What planners need to know before booking high-profile talent

A powerful message delivered engagingly from the stage can be the highlight or the learning opportunity for a conference. A clear, thorough contract can set everyone up for success and eliminate problems. We asked Michael DeMarco, founder and CEO of Celebrity Direct Inc, also known as the Event Planner’s Advocate, for tips to help everyone shine.

Going Pro Vs. Celebrity

DeMarco made a distinction between hiring a professional speaker and hiring a celebrity to speak at your event. A professional speaker’s primary livelihood is, well, speaking. That’s a relatively straightforward transaction.

Where it gets more complex is when an organization wants a celebrity-level keynote or fireside chat. George Clooney. A Fortune 500 CEO. An Olympic gold medalist. A late-night host. These are people for whom speaking is not their primary occupation. Those engagements come with an entirely different set of challenges, expectations and contractual realities.

Read More: What to Expect When Booking A-List Event Speakers

Savvy meeting professionals need to keep the following in mind.

Recording Rights

Many artists and their legal teams will default to prohibiting any recording of the appearance. Full stop. No video, no livestream, no audio capture, sometimes no still photography beyond a designated event photographer.

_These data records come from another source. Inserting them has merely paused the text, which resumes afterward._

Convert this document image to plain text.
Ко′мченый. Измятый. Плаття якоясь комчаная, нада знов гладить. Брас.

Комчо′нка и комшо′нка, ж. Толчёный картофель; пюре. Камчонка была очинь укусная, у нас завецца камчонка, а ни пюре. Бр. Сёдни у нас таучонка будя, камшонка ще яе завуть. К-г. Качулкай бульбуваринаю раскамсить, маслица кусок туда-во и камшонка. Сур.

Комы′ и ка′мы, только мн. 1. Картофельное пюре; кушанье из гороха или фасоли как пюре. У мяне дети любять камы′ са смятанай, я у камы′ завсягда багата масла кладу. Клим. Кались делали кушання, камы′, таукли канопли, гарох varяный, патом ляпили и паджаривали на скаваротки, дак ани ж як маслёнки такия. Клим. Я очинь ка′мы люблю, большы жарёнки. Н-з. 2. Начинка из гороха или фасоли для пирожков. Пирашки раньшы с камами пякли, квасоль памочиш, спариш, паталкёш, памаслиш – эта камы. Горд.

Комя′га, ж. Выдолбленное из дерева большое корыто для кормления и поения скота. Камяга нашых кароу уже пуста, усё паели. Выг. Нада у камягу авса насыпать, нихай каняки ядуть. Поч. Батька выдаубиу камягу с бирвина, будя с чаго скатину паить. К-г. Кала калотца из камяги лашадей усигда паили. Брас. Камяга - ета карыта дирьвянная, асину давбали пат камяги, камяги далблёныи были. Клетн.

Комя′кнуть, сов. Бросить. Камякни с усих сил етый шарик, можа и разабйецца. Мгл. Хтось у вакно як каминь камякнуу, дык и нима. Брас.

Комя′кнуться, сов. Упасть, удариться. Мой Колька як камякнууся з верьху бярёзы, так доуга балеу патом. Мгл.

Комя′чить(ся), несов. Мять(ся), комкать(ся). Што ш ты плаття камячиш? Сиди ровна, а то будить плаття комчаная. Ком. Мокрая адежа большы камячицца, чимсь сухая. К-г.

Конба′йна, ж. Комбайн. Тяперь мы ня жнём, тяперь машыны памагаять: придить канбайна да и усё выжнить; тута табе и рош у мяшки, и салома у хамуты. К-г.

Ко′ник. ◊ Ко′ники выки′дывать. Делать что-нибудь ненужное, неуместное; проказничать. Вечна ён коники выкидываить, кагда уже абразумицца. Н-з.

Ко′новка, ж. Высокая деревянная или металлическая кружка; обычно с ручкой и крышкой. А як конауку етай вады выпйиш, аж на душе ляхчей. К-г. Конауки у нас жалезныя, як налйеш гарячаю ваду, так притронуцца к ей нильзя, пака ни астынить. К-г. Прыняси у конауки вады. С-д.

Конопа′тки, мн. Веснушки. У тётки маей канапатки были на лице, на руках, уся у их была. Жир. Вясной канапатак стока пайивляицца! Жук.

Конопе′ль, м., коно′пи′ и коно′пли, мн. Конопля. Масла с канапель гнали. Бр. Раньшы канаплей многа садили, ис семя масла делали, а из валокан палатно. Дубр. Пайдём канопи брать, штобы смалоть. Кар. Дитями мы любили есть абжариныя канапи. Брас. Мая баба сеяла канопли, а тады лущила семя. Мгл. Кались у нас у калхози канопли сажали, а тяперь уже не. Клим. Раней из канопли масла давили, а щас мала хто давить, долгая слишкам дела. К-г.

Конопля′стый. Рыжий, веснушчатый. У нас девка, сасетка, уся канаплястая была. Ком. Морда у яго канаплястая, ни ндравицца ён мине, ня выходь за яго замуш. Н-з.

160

If recording matters to your organization, you need to negotiate those rights explicitly and in advance. The contract should specify exactly what can be captured, by whom, in what format, for what use, for how long and whether artists or their team have approval rights over the final content before it’s distributed. With celebrity-level talent, you may also encounter restrictions on AI training use, deepfake prohibitions and likeness-protection language that didn’t exist five years ago.

The Cancellation Clause

This is the single most important area of the contract, and it’s also where the professional-speaker world and the celebrity world diverge sharply. With a celebrity, particularly a working actor, musician or athlete, most contracts will include a clause allowing the artist to cancel up to 30 days prior if a conflicting professional obligation arises.

Read More: The Four Contract Clauses Every Planner Must Master

That could be a film role, a television appearance, a playoff series. This is not a celebrity being difficult. This is a person whose primary career may pay tens of millions of dollars. They will not pass on that work in order to honor a speaking engagement paying a fraction of that. You need to know this going in and plan accordingly.

Clauses to help mitigate this possibility include: a full deposit refund if the artist cancels for any reason within their contractual right; a clear definition of what constitutes a qualifying professional conflict; a deadline by which you’ll be notified; and your own cancellation terms, including what portion of the fee you forfeit at various intervals.

Promotional Limitations

Many organizations assume that once they’ve booked a big name, they can promote that name across every channel, through social media, press releases, email campaigns and printed invitations. Not necessarily.

Celebrity contracts frequently include publicity restrictions or approval requirements. Artists may limit when their name and likeness can be used, how it’s used and whether the announcement requires their team’s written approval.

Some will allow the buyer to announce the appearance only after a certain date. All will restrict the use of their image to preapproved photos. Some won’t allow their name to appear alongside sponsors or third-party brands without separate clearance.

For a nonprofit gala trying to sell tables or a corporation promoting a conference to drive registration, these restrictions have real operational consequences. You need the promotional rights nailed down in the contract before you go to print or hit send on that email blast.

Stage Set

This is where the gap between a professional speaker and a celebrity is enormous. A celebrity appearance is a production.

You may be looking at specific stage and set design requirements, broadcast-quality lighting, a dedicated AV crew and often a production advance call with the artist’s team to walk through every detail.

Celebrities view the preparation of their green room as a signal. A well-prepared hospitality setup tells the artist that the client cares and the celebrity notices. They’re appreciative and they walk out on stage ready to do their best work.

A green room that isn’t prepared according to their requests sends the opposite message.